Uma antiga tradição, que teria surgido na Idade Média, será resgatada em Montes Claros nesta segunda-feira (03/07). Trata-se da Cavalhada de Montes Claros, uma representação teatral ao ar livre, que acontecerá no Parque de Exposições João Alencar Athayde, às 10 horas, dentro da programação da Exposição Agropecuária Regional de Montes Claros (Expomontes).
Com entrada gratuita, a cavalhada será um dos eventos comemorativos do aniversário da cidade. A tradição será resgatada depois de 66 anos, pois foi realizada pela última vez no município em 1957, quando foi comemorado o “Centenário da Cidade”, que teve um dos convidados ilustres o então presidente da República Juscelino Kubitscheck .
A comemoraçao do "Aniversário da Cidade" envolve polêmica neste 3 de julho, já que um grupo afirma que a data foi "inventada" e que o dia da emancipação político-administrativa do município é 16 de outubro.
A cavalhada é uma representação de uma luta entre mouros e cristãos, com duração de cerca uma hora. A encenação ao livre contará com a participação de cerca de 40 cavaleiros do Norte de Minas.
O resgate da tradição foi viabilizado por meio de um estudo da escritora e pesquisadora Marta Verônica Vasconcelos Leite, professora aposentada da Universidade Estadual de Montes Claros (Unimontes), instituição que apoia o evento, juntamente com a Prefeitura de Montes Claros. Marta Veronica realizou a “pesquisa histórica sobre a cavalhada de Montes Claros”.
Após o levantamento foi elaborado o projeto “Cavalhada de Montes Claros – Grupo de Cavaleiros Nivaldo Maciel”. A iniciativa é da família Maciel, em homenagem ao produtor rural e seresteiro Nivaldo Maciel (1920/2009), que se apresentou como Rei Mouro na cavalhada do Centenário da Cidade, em 1957. Nivaldo foi um dos fundadores da Sociedade Rural de Montes Claros, organizadora da Expomontes.
Marta Verônica Vasconcelos Leite explica que a montagem da “cavalhada Nivaldo Maciel” teve como uma das fontes de pesquisa o livro “Montes Claros, sua história, sua gente e seus costumes”, do médico, historiador e folclorista Hermes de Paula (1909/1983. Ela ressalta que na obra, o historiador registra como a primeira realização da calhada em Montes Claros há 183 anos, em 1840, sendo que a manifestação acontecia durante as “Festas de Agosto”, no Largo da Matriz.

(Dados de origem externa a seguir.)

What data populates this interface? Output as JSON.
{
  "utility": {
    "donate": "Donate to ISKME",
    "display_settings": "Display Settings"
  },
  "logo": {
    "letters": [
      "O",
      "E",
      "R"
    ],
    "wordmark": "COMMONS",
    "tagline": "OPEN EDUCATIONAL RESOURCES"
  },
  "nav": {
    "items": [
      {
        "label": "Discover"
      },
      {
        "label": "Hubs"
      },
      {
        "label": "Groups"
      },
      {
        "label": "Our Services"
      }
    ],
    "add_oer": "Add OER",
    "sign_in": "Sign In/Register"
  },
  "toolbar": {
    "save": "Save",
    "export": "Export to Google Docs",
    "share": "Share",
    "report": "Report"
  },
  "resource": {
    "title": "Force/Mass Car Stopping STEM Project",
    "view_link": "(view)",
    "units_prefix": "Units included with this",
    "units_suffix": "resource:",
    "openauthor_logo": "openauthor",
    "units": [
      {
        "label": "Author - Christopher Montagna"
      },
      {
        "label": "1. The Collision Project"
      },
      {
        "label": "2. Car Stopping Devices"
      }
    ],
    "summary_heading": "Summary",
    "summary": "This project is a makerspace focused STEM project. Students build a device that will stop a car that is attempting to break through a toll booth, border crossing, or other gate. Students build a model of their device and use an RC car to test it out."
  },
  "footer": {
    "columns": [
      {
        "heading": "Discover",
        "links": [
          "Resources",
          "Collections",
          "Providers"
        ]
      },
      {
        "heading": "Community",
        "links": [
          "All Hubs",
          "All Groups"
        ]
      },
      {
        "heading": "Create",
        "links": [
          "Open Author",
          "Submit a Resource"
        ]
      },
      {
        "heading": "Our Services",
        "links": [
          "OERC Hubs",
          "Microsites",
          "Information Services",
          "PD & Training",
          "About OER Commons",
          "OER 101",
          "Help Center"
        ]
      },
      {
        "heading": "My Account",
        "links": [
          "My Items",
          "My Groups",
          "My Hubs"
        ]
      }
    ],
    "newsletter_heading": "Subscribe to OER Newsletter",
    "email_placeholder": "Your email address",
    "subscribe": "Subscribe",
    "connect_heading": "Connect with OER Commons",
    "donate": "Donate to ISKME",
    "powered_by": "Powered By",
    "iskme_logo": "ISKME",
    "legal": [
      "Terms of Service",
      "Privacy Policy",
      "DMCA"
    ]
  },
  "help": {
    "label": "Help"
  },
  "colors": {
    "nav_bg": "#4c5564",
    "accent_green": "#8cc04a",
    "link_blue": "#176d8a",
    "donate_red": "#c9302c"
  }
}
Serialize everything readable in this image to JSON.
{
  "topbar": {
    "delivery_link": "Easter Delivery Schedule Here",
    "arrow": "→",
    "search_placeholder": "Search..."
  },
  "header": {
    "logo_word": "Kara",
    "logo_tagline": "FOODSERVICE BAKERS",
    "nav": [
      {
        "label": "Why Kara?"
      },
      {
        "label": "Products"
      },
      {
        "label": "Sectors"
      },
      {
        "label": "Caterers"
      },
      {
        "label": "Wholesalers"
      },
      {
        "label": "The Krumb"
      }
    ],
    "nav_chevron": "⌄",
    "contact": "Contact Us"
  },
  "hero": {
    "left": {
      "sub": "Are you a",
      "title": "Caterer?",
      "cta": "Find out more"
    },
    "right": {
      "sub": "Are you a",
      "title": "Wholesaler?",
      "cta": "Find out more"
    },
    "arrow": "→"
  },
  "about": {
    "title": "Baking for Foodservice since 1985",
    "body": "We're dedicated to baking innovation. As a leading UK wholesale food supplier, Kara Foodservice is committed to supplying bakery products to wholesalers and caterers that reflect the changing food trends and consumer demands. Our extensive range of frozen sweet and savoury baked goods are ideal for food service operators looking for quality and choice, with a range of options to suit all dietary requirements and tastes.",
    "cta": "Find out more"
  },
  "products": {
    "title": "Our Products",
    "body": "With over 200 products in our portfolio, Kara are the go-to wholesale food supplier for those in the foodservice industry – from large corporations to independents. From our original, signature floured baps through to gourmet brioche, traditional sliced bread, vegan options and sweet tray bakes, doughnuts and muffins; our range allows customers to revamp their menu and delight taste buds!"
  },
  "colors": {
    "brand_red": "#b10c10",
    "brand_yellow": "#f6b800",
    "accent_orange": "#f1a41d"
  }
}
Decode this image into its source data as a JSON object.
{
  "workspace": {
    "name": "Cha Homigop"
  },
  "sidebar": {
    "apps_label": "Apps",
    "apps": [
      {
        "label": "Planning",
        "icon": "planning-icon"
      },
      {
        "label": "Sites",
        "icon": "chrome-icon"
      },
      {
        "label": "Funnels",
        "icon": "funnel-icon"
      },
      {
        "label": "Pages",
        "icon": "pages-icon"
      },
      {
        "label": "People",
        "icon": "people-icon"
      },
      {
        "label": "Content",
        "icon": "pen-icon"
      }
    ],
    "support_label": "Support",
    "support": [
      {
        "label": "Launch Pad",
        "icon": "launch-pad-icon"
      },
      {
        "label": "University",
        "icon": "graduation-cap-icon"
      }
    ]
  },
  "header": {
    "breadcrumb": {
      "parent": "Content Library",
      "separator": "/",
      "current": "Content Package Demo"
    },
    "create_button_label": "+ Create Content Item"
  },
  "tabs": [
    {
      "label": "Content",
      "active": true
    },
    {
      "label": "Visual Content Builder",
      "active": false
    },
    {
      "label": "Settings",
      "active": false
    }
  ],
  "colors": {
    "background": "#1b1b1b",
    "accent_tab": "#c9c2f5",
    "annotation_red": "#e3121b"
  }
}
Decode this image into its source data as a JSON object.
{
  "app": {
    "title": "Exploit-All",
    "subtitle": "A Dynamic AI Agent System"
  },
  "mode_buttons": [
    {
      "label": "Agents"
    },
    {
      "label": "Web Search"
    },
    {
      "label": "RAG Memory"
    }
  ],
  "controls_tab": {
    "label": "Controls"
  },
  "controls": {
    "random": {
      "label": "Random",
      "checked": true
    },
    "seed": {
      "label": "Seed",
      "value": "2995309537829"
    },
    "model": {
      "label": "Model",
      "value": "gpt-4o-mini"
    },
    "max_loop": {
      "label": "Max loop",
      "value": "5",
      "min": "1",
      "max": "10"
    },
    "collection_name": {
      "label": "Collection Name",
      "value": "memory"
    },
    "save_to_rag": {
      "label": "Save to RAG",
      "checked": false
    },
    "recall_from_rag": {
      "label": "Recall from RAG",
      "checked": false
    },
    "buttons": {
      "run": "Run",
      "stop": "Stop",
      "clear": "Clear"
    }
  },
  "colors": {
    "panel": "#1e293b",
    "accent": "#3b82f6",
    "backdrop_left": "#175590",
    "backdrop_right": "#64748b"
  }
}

Conforme a pesquisadora, há registros da manifestação em Montes Clarosa nos anos de 1905, 1928, 1938 e, por último, na comemoração do centenário da cidade.
Marta Verônica salienta que o folclorista Saul Martins (1917/2009), relatou que as “cavalhadas foram criadas na Idade Média, entre os séculos XI e XIII, baseando na vida do Imperador Carlos Magno (742-814)".
“Sabe-se que durante a Idade Média, os bardos da Europa Ocidental criaram estórias que produziam a vida da época e serviam de modelo para o comportamento dos cavaleiros cristãos. Essas estórias eram apresentadas em festividades realizadas em torneios, fazendo parte das práticas em voga nas cortes europeias”, escreveu Martins.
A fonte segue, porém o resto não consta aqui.